Apple Inc currently faces a lawsuit which claims the company disabled their popular FaceTime feature on older models of the iPhone in order to force users to upgrade.
Apple was working on a bid to dismiss the lawsuit. However, on Friday, U.S. District Judge Lucy Koh ruled that iPhone 4 and 4S users can pursue nationwide class action claims that Apple intentionally “broke” their FaceTime feature in order to save money from routing calls through servers owned by Akamai Technologies Inc.
According to the plaintiffs, Apple created a cheaper version of their video chat feature for its iOS 7 operating system, but in April 2014 the company disabled FaceTime on iOS 6 and earlier systems.
The plaintiffs claim the disabling of the feature on their phones not only lowered the value of their phones but also constituted a trespass and violated state consumer protection laws.

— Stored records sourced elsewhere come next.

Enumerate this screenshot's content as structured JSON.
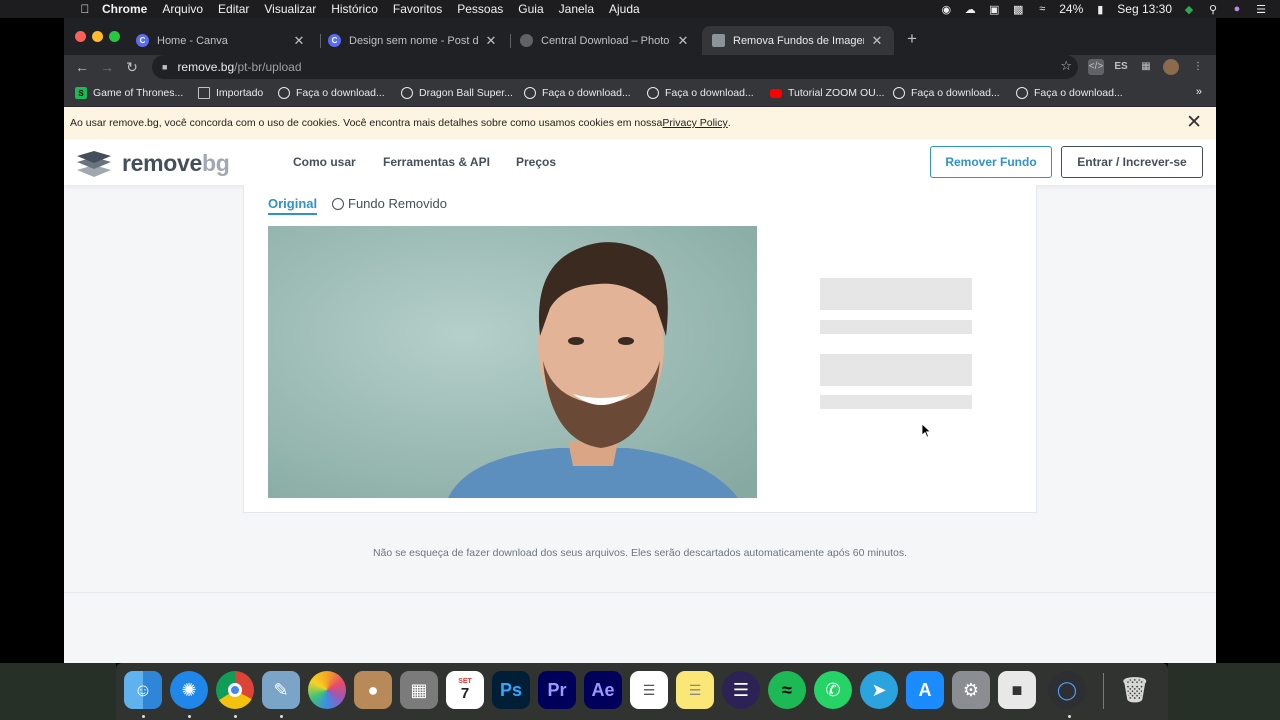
{
  "menubar": {
    "app": "Chrome",
    "items": [
      "Arquivo",
      "Editar",
      "Visualizar",
      "Histórico",
      "Favoritos",
      "Pessoas",
      "Guia",
      "Janela",
      "Ajuda"
    ],
    "battery": "24%",
    "clock": "Seg 13:30"
  },
  "tabs": [
    {
      "title": "Home - Canva",
      "favicon": "canva-icon"
    },
    {
      "title": "Design sem nome - Post do Ins",
      "favicon": "canva-icon"
    },
    {
      "title": "Central Download – Photo Can",
      "favicon": "globe-icon"
    },
    {
      "title": "Remova Fundos de Imagens – r",
      "favicon": "removebg-icon"
    }
  ],
  "address": {
    "host": "remove.bg",
    "path": "/pt-br/upload"
  },
  "bookmarks": [
    {
      "label": "Game of Thrones...",
      "icon": "s-icon"
    },
    {
      "label": "Importado",
      "icon": "folder-icon"
    },
    {
      "label": "Faça o download...",
      "icon": "globe-icon"
    },
    {
      "label": "Dragon Ball Super...",
      "icon": "globe-icon"
    },
    {
      "label": "Faça o download...",
      "icon": "globe-icon"
    },
    {
      "label": "Faça o download...",
      "icon": "globe-icon"
    },
    {
      "label": "Tutorial ZOOM OU...",
      "icon": "youtube-icon"
    },
    {
      "label": "Faça o download...",
      "icon": "globe-icon"
    },
    {
      "label": "Faça o download...",
      "icon": "globe-icon"
    }
  ],
  "bookmarks_more": "»",
  "cookie": {
    "text": "Ao usar remove.bg, você concorda com o uso de cookies. Você encontra mais detalhes sobre como usamos cookies em nossa ",
    "link": "Privacy Policy",
    "after": "."
  },
  "site": {
    "logo_a": "remove",
    "logo_b": "bg",
    "nav": [
      "Como usar",
      "Ferramentas & API",
      "Preços"
    ],
    "btn_remove": "Remover Fundo",
    "btn_login": "Entrar / Increver-se"
  },
  "result": {
    "tab_original": "Original",
    "tab_removed": "Fundo Removido"
  },
  "notice": "Não se esqueça de fazer download dos seus arquivos. Eles serão descartados automaticamente após 60 minutos.",
  "dock": [
    "finder-icon",
    "safari-icon",
    "chrome-icon",
    "preview-icon",
    "photos-icon",
    "contacts-icon",
    "calculator-icon",
    "calendar-icon",
    "photoshop-icon",
    "premiere-icon",
    "after-effects-icon",
    "reminders-icon",
    "notes-icon",
    "eclipse-icon",
    "spotify-icon",
    "whatsapp-icon",
    "telegram-icon",
    "app-store-icon",
    "system-preferences-icon",
    "roblox-icon",
    "quicktime-icon",
    "trash-icon"
  ],
  "dock_labels": {
    "calendar_month": "SET",
    "calendar_day": "7",
    "ps": "Ps",
    "pr": "Pr",
    "ae": "Ae"
  },
  "colors": {
    "accent": "#2d93c8",
    "logo_dark": "#454f5b",
    "logo_light": "#a0a8b1",
    "cookie_bg": "#fdf4e1"
  }
}
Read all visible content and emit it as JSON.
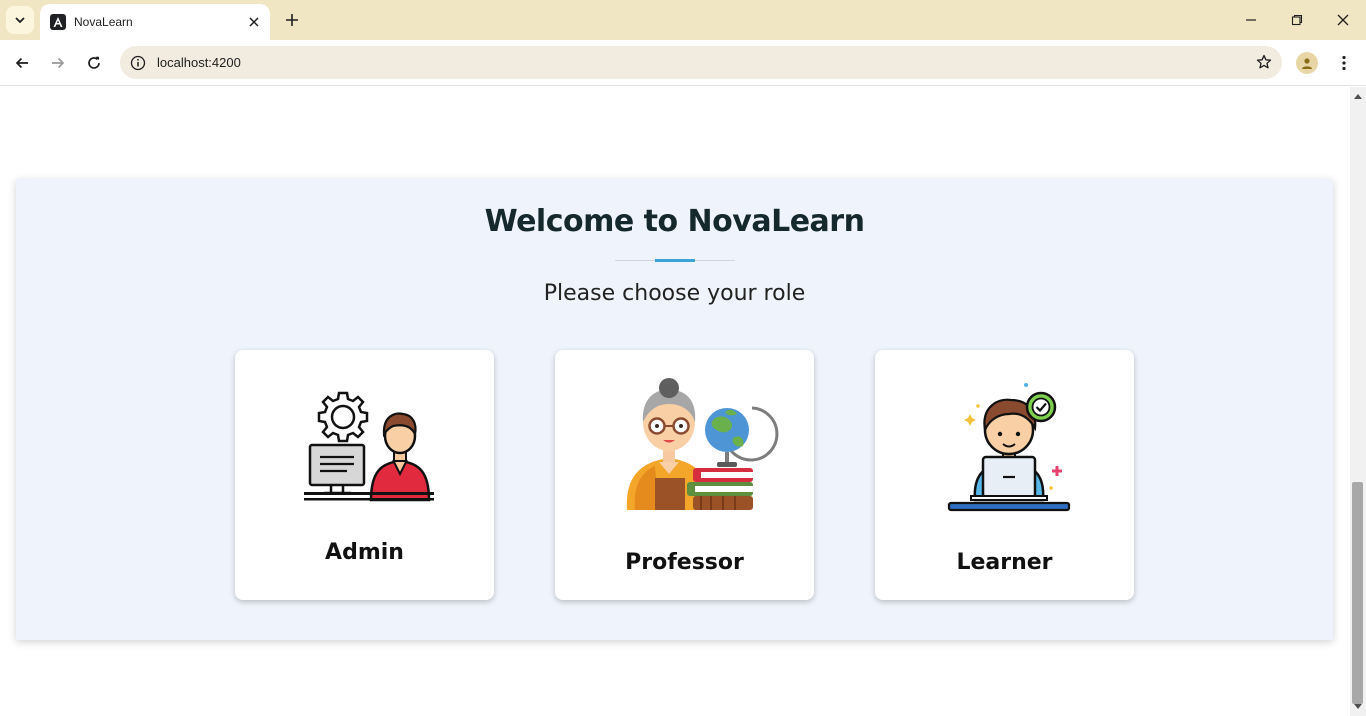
{
  "browser": {
    "tab_title": "NovaLearn",
    "url": "localhost:4200"
  },
  "page": {
    "title": "Welcome to NovaLearn",
    "subtitle": "Please choose your role",
    "accent_color": "#3ba3d6",
    "roles": [
      {
        "label": "Admin",
        "icon": "admin-computer-icon"
      },
      {
        "label": "Professor",
        "icon": "professor-globe-icon"
      },
      {
        "label": "Learner",
        "icon": "learner-laptop-icon"
      }
    ]
  }
}
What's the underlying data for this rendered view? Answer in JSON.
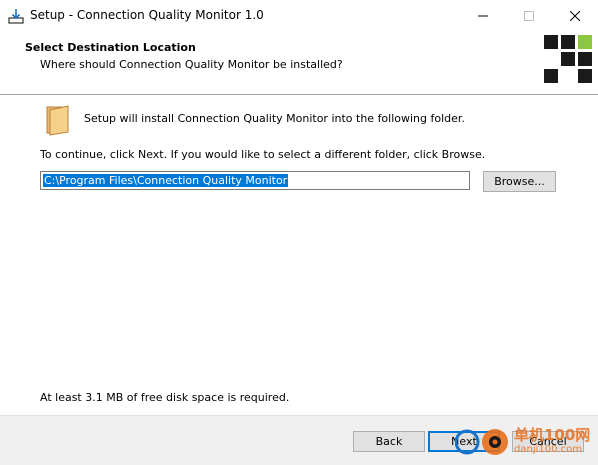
{
  "window": {
    "title": "Setup - Connection Quality Monitor 1.0"
  },
  "header": {
    "title": "Select Destination Location",
    "subtitle": "Where should Connection Quality Monitor be installed?"
  },
  "main": {
    "install_text": "Setup will install Connection Quality Monitor into the following folder.",
    "continue_text": "To continue, click Next. If you would like to select a different folder, click Browse.",
    "path_value": "C:\\Program Files\\Connection Quality Monitor",
    "browse_label": "Browse...",
    "space_text": "At least 3.1 MB of free disk space is required."
  },
  "footer": {
    "back_label": "Back",
    "next_label": "Next",
    "cancel_label": "Cancel"
  },
  "watermark": {
    "line1": "单机100网",
    "line2": "danji100.com"
  },
  "colors": {
    "accent": "#0078d7",
    "logo_green": "#8dc63f",
    "logo_dark": "#1a1a1a",
    "watermark": "#e76f1b"
  },
  "icons": {
    "app": "installer-download-icon",
    "folder": "folder-icon"
  }
}
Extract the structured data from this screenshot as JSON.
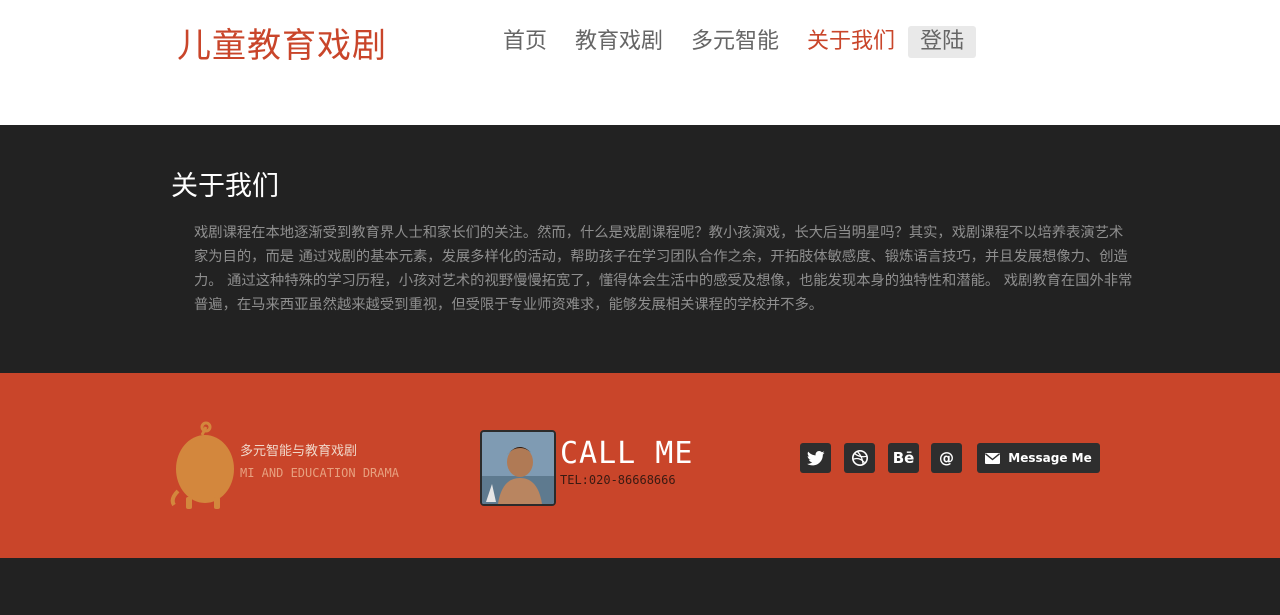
{
  "header": {
    "logo": "儿童教育戏剧",
    "nav": [
      {
        "label": "首页"
      },
      {
        "label": "教育戏剧"
      },
      {
        "label": "多元智能"
      },
      {
        "label": "关于我们"
      },
      {
        "label": "登陆"
      }
    ],
    "active_nav": "关于我们"
  },
  "about": {
    "title": "关于我们",
    "body": "戏剧课程在本地逐渐受到教育界人士和家长们的关注。然而，什么是戏剧课程呢？教小孩演戏，长大后当明星吗？其实，戏剧课程不以培养表演艺术家为目的，而是 通过戏剧的基本元素，发展多样化的活动，帮助孩子在学习团队合作之余，开拓肢体敏感度、锻炼语言技巧，并且发展想像力、创造力。 通过这种特殊的学习历程，小孩对艺术的视野慢慢拓宽了，懂得体会生活中的感受及想像，也能发现本身的独特性和潜能。 戏剧教育在国外非常普遍，在马来西亚虽然越来越受到重视，但受限于专业师资难求，能够发展相关课程的学校并不多。"
  },
  "footer": {
    "brand_cn": "多元智能与教育戏剧",
    "brand_en": "MI AND EDUCATION DRAMA",
    "call_title": "CALL ME",
    "call_tel": "TEL:020-86668666",
    "social": [
      {
        "icon": "twitter-icon"
      },
      {
        "icon": "dribbble-icon"
      },
      {
        "icon": "behance-icon",
        "glyph": "Bē"
      },
      {
        "icon": "email-at-icon",
        "glyph": "@"
      }
    ],
    "message_button": "Message Me"
  },
  "colors": {
    "accent": "#c9452a",
    "dark": "#222222",
    "nav_text": "#666666"
  }
}
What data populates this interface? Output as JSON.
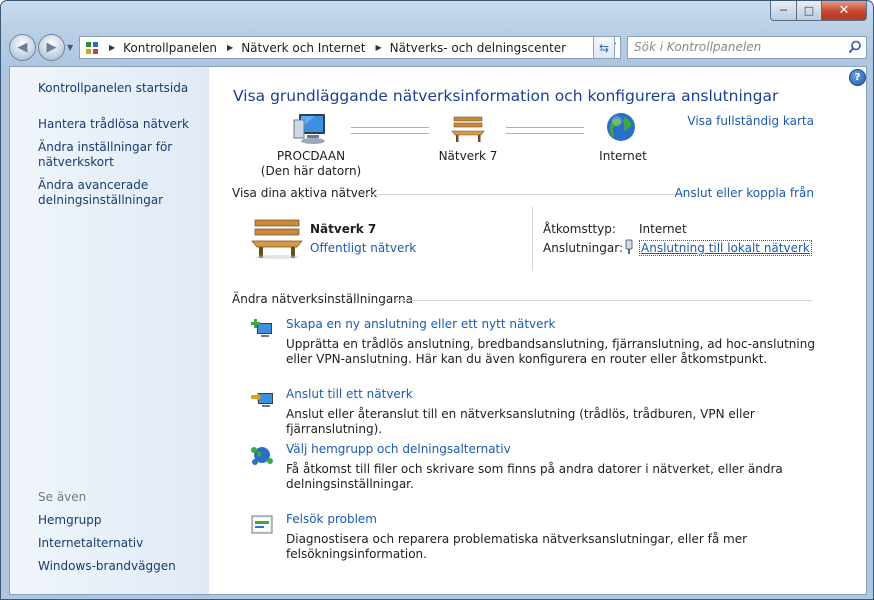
{
  "window": {
    "min_glyph": "─",
    "max_glyph": "□",
    "close_glyph": "✕"
  },
  "navbar": {
    "back_glyph": "◀",
    "forward_glyph": "▶",
    "dropdown_glyph": "▼",
    "breadcrumbs": [
      "Kontrollpanelen",
      "Nätverk och Internet",
      "Nätverks- och delningscenter"
    ],
    "crumb_sep": "▶",
    "address_dropdown_glyph": "▼",
    "refresh_glyph": "⇆",
    "search_placeholder": "Sök i Kontrollpanelen"
  },
  "sidebar": {
    "home": "Kontrollpanelen startsida",
    "links": [
      "Hantera trådlösa nätverk",
      "Ändra inställningar för nätverkskort",
      "Ändra avancerade delningsinställningar"
    ],
    "see_also_label": "Se även",
    "see_also": [
      "Hemgrupp",
      "Internetalternativ",
      "Windows-brandväggen"
    ]
  },
  "main": {
    "help_glyph": "?",
    "title": "Visa grundläggande nätverksinformation och konfigurera anslutningar",
    "full_map_link": "Visa fullständig karta",
    "nodes": {
      "computer": {
        "name": "PROCDAAN",
        "sub": "(Den här datorn)"
      },
      "network": {
        "name": "Nätverk  7"
      },
      "internet": {
        "name": "Internet"
      }
    },
    "active_header": "Visa dina aktiva nätverk",
    "connect_link": "Anslut eller koppla från",
    "active_network": {
      "name": "Nätverk  7",
      "type": "Offentligt nätverk",
      "access_label": "Åtkomsttyp:",
      "access_value": "Internet",
      "connections_label": "Anslutningar:",
      "connections_value": "Anslutning till lokalt nätverk"
    },
    "change_header": "Ändra nätverksinställningarna",
    "tasks": [
      {
        "title": "Skapa en ny anslutning eller ett nytt nätverk",
        "desc": "Upprätta en trådlös anslutning, bredbandsanslutning, fjärranslutning, ad hoc-anslutning eller VPN-anslutning. Här kan du även konfigurera en router eller åtkomstpunkt."
      },
      {
        "title": "Anslut till ett nätverk",
        "desc": "Anslut eller återanslut till en nätverksanslutning (trådlös, trådburen, VPN eller fjärranslutning)."
      },
      {
        "title": "Välj hemgrupp och delningsalternativ",
        "desc": "Få åtkomst till filer och skrivare som finns på andra datorer i nätverket, eller ändra delningsinställningar."
      },
      {
        "title": "Felsök problem",
        "desc": "Diagnostisera och reparera problematiska nätverksanslutningar, eller få mer felsökningsinformation."
      }
    ]
  },
  "colors": {
    "link": "#1c5ab0",
    "title": "#1c3f94",
    "sidebar_link": "#183d6e"
  }
}
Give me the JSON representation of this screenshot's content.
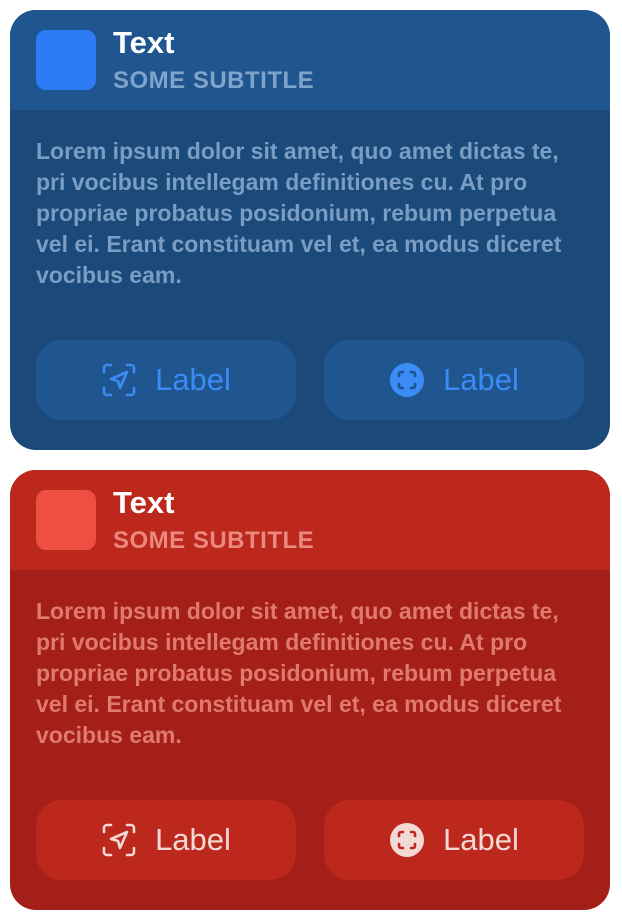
{
  "cards": [
    {
      "theme": "blue",
      "accent": "#2d7cf6",
      "title": "Text",
      "subtitle": "SOME SUBTITLE",
      "body": "Lorem ipsum dolor sit amet, quo amet dictas te, pri vocibus intellegam definitiones cu. At pro propriae probatus posidonium, rebum perpetua vel ei. Erant constituam vel et, ea modus diceret vocibus eam.",
      "buttons": [
        {
          "icon": "location-viewfinder-icon",
          "label": "Label"
        },
        {
          "icon": "viewfinder-circle-icon",
          "label": "Label"
        }
      ]
    },
    {
      "theme": "red",
      "accent": "#ee4f40",
      "title": "Text",
      "subtitle": "SOME SUBTITLE",
      "body": "Lorem ipsum dolor sit amet, quo amet dictas te, pri vocibus intellegam definitiones cu. At pro propriae probatus posidonium, rebum perpetua vel ei. Erant constituam vel et, ea modus diceret vocibus eam.",
      "buttons": [
        {
          "icon": "location-viewfinder-icon",
          "label": "Label"
        },
        {
          "icon": "viewfinder-circle-icon",
          "label": "Label"
        }
      ]
    }
  ]
}
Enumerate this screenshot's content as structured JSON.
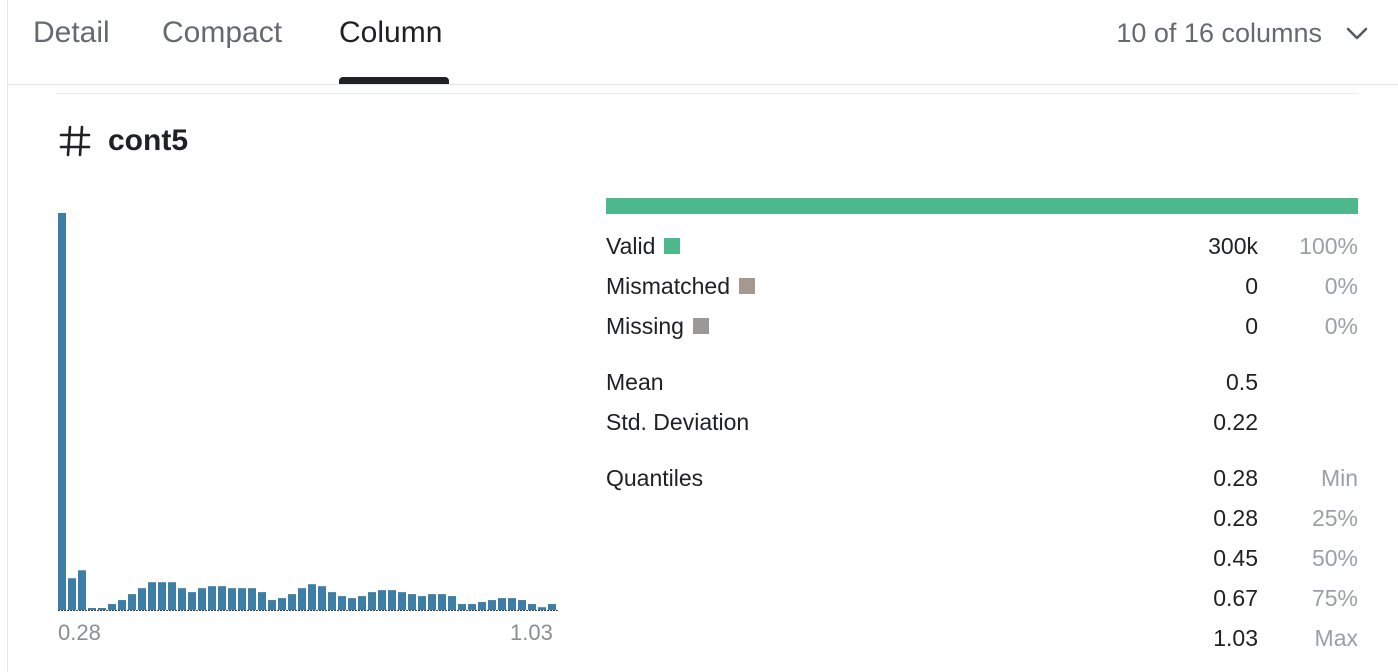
{
  "tabs": [
    {
      "label": "Detail",
      "active": false
    },
    {
      "label": "Compact",
      "active": false
    },
    {
      "label": "Column",
      "active": true
    }
  ],
  "column_selector": {
    "label": "10 of 16 columns",
    "icon": "chevron-down-icon"
  },
  "column": {
    "icon": "hash-icon",
    "name": "cont5"
  },
  "chart_data": {
    "type": "bar",
    "title": "",
    "xlabel": "",
    "ylabel": "",
    "x_min": 0.28,
    "x_max": 1.03,
    "x_tick_labels": [
      "0.28",
      "1.03"
    ],
    "color": "#3d7ea6",
    "values": [
      100,
      8,
      10,
      0.5,
      0.5,
      1.5,
      2.5,
      4,
      5.5,
      7,
      7,
      7,
      5.5,
      4.5,
      5.5,
      6,
      6,
      5.5,
      5.5,
      5.5,
      4.5,
      2.5,
      3,
      4,
      5.5,
      6.5,
      6,
      4.5,
      3.5,
      3,
      3.5,
      4.5,
      5,
      5,
      4.5,
      4,
      3.5,
      4,
      4,
      3.5,
      1.5,
      1.5,
      2,
      2.5,
      3,
      3,
      2.5,
      1.5,
      0.7,
      1.5
    ]
  },
  "stats": {
    "valid_bar_color": "#4db88c",
    "status": [
      {
        "label": "Valid",
        "value": "300k",
        "pct": "100%",
        "color": "#4db88c"
      },
      {
        "label": "Mismatched",
        "value": "0",
        "pct": "0%",
        "color": "#a39990"
      },
      {
        "label": "Missing",
        "value": "0",
        "pct": "0%",
        "color": "#9c9896"
      }
    ],
    "mean": {
      "label": "Mean",
      "value": "0.5"
    },
    "std": {
      "label": "Std. Deviation",
      "value": "0.22"
    },
    "quantiles_label": "Quantiles",
    "quantiles": [
      {
        "value": "0.28",
        "name": "Min"
      },
      {
        "value": "0.28",
        "name": "25%"
      },
      {
        "value": "0.45",
        "name": "50%"
      },
      {
        "value": "0.67",
        "name": "75%"
      },
      {
        "value": "1.03",
        "name": "Max"
      }
    ]
  }
}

Apple argued and said there was no way the plaintiffs suffered any economic loss because the FaceTime feature was a “free” service. However, Judge Koh sided with the plaintiffs and said the feature is what “makes an iPhone an iPhone.”
“FaceTime is a ‘feature’ of the iPhone and thus a component of the iPhone’s cost,” Koh said in a footnote. “Indeed, Apple advertised FaceTime as ‘one more thing that makes an iPhone an iPhone.'”
The FaceTime feature was implemented by Apple in 2011. The video-calling service provides Apple users with high-definition video chatting which they can access through their iPad, iPod Touch, and Mac devices.
The plaintiffs are led by Christina Grace of Marin County, California, and Ken Potter of San Diego County, California, who both owned the iPhone 4. The case is Grace et al v Apple Inc, U.S. District Court, Northern District of California, No. 17-00551.